Stalagmus. — Un autre remplacera celui que j’aurai tué.

Géta. — Quand je t’écoute, je me demande pourquoi tu agis.

Stalagmus. — J’ai commencé d’agir. Je dois continuer. Mais quiconque entre dans l’action juste est promis à la défaite et à la mort.

Géta. — Oui, ils se jetteront sur toi, lâches et nombreux, meute de chiens contre le sanglier acculé. Bientôt des chaînes lourdes immobiliseront tes mains. Alors tu ne seras plus libre.

Stalagmus. — La vraie liberté n’est pas dans les mains, mais dans l’esprit.

Géta. — Pourquoi donc frappes-tu de tes mains ?

Stalagmus. — Mon âme s’exprime par les moyens qu’elle a. Privée d’instruments, nul n’entendra plus son langage. En quoi ma pensée en sera-t-elle changée ?

Géta. — Tu m’étonnes.

Stalagmus. — J’ai commencé une phrase que je dois continuer. Mon premier geste est, sur une pente, un commencement de course qui entraîne la descente jusqu’au bas ou jusqu’à l’obstacle. Mes mains ne se renieront pas en cessant, avant qu’on les réduise à l’impuissance, d’exécuter les condamnations prononcées par mon esprit.
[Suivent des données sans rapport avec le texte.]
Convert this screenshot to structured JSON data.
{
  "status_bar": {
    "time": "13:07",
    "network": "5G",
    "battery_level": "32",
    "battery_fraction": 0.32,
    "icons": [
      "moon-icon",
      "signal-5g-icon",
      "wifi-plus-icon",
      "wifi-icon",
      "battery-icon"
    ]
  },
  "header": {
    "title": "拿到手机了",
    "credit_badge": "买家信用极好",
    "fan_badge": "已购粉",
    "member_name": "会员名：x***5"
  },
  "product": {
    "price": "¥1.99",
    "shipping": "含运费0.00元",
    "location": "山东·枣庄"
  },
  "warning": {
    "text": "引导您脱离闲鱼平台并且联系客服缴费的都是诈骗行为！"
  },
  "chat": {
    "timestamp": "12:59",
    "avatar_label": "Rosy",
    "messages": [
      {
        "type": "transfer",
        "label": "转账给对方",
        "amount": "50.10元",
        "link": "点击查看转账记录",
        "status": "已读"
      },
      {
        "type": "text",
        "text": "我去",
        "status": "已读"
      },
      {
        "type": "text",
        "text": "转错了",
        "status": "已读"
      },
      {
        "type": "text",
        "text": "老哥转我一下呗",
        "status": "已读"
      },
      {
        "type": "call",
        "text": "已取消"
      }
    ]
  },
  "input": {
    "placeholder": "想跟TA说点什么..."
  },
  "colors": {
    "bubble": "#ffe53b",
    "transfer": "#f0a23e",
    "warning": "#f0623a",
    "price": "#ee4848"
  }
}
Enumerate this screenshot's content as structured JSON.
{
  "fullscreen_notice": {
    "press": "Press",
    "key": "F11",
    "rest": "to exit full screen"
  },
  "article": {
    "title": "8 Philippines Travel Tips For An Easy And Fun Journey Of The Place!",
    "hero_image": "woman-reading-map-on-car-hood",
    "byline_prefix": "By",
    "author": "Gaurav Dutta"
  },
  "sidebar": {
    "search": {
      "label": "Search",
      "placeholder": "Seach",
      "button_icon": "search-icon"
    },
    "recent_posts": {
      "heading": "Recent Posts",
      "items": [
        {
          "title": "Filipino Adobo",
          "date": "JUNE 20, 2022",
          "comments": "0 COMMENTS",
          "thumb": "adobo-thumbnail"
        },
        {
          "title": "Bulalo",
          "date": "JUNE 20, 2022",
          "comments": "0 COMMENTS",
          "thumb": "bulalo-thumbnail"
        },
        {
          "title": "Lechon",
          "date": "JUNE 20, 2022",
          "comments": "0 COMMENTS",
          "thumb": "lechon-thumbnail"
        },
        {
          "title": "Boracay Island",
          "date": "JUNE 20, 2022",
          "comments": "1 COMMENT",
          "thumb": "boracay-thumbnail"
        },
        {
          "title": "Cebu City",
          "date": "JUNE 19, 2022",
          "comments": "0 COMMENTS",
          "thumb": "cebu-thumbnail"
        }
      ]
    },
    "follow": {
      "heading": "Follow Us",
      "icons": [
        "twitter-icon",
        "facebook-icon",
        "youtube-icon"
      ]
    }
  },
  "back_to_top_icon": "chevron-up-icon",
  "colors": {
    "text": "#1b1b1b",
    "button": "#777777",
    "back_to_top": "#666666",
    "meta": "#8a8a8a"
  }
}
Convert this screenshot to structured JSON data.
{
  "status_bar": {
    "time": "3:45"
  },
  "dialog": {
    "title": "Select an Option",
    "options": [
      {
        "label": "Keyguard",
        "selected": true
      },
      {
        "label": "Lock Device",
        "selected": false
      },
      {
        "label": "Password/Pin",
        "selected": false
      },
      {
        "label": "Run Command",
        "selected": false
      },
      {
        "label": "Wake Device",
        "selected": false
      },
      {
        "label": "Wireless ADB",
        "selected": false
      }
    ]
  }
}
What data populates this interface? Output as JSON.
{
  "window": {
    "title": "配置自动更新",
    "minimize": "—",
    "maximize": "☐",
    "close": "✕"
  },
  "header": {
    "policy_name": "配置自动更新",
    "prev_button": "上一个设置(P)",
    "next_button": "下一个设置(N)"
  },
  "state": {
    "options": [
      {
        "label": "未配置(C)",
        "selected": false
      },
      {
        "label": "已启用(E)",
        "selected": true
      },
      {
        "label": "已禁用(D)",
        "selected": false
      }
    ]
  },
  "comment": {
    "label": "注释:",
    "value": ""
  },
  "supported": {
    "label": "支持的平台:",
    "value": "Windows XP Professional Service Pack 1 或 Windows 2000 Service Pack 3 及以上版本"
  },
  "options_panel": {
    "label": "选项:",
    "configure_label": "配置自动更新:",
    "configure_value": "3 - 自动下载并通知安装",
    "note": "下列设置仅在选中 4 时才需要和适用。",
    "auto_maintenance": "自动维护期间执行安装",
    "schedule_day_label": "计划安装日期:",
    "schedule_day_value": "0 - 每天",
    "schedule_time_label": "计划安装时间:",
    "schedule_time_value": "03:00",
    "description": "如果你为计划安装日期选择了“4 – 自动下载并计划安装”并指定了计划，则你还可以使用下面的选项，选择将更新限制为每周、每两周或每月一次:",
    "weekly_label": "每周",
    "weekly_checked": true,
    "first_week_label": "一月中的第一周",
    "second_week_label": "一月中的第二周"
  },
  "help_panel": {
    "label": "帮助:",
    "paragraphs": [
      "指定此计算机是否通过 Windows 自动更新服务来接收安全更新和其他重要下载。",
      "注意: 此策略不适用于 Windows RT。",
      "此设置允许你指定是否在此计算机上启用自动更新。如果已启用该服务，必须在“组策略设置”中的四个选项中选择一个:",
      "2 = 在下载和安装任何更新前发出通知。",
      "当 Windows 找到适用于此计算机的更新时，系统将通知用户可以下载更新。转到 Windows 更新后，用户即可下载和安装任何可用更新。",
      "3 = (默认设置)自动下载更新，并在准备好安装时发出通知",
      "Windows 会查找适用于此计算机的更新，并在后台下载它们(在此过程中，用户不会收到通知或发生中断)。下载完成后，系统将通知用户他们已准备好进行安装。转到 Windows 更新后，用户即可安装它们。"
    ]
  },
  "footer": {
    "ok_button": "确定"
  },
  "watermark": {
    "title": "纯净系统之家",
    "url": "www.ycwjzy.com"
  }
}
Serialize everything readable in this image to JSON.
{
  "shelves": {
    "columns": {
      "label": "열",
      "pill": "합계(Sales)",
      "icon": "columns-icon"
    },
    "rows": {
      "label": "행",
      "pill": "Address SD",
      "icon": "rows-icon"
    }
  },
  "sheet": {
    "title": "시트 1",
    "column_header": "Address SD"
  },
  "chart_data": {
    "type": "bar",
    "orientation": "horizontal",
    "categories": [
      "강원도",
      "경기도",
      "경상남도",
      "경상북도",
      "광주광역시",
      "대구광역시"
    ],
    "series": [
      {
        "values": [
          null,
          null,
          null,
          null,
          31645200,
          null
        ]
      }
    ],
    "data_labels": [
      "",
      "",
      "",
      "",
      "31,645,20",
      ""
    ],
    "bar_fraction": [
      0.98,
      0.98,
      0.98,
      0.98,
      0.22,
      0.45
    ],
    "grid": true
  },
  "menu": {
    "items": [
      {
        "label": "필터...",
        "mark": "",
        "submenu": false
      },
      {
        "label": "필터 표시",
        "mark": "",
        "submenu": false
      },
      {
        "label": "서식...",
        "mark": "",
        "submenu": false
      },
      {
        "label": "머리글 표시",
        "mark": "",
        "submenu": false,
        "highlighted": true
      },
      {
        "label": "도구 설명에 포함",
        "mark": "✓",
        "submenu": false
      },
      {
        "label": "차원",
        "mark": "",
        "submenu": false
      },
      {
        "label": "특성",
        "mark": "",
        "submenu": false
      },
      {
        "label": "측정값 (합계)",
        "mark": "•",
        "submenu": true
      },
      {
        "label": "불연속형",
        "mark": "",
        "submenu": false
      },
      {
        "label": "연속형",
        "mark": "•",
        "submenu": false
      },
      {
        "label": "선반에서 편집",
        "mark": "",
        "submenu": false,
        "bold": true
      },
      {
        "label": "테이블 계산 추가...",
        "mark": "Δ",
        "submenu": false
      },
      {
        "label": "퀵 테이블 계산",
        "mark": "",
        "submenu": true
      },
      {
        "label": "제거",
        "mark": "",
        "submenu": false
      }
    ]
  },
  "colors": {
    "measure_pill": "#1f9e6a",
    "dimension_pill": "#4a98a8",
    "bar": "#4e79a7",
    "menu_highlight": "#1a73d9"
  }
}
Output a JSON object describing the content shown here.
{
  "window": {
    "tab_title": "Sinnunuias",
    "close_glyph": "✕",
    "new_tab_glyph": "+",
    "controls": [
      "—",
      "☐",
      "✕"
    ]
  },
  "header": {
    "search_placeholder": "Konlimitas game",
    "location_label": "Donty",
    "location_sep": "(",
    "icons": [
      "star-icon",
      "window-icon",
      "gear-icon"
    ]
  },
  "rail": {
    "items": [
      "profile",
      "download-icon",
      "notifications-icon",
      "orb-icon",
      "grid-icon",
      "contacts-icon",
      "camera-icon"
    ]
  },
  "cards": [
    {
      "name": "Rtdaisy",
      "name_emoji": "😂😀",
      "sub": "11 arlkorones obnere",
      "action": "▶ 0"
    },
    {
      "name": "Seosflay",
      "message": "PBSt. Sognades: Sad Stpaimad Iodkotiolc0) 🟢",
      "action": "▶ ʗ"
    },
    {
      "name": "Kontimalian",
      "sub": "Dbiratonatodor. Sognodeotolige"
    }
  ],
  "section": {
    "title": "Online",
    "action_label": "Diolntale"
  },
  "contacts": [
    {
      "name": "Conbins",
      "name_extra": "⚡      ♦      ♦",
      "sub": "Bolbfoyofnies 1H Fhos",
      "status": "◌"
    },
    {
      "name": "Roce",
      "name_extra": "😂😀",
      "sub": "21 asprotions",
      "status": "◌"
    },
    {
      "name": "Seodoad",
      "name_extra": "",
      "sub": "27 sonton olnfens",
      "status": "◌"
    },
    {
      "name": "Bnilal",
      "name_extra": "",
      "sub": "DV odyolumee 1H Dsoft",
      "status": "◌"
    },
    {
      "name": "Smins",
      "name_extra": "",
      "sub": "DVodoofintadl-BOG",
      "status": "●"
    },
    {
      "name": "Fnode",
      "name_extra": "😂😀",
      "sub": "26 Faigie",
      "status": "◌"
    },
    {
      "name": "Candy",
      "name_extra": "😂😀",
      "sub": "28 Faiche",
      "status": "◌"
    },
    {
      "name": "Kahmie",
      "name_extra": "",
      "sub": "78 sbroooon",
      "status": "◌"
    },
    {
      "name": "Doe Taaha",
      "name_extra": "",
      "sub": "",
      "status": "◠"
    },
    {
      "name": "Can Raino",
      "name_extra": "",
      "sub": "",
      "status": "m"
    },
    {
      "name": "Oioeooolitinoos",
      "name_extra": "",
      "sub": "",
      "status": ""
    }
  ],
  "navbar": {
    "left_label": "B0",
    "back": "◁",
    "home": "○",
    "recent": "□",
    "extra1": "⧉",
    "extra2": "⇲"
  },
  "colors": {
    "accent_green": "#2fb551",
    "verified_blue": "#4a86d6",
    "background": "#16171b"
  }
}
Mais peut-être je regrette d’avoir obéi une première fois à mes mains.

Géta. — Ton geste est d’un jeune homme ; tes paroles sont d’un vieillard. Pour que je n’entende plus tes paroles, je fuis avec, dans mes yeux, l’encouragement de ton geste. (Il s’incline, prend la main de Stalagmus, la porte à ses lèvres.) Adieu, marche à ton noble destin. (Il fait un pas vers une autre porte.) Moi, je vais à mon sort passionné.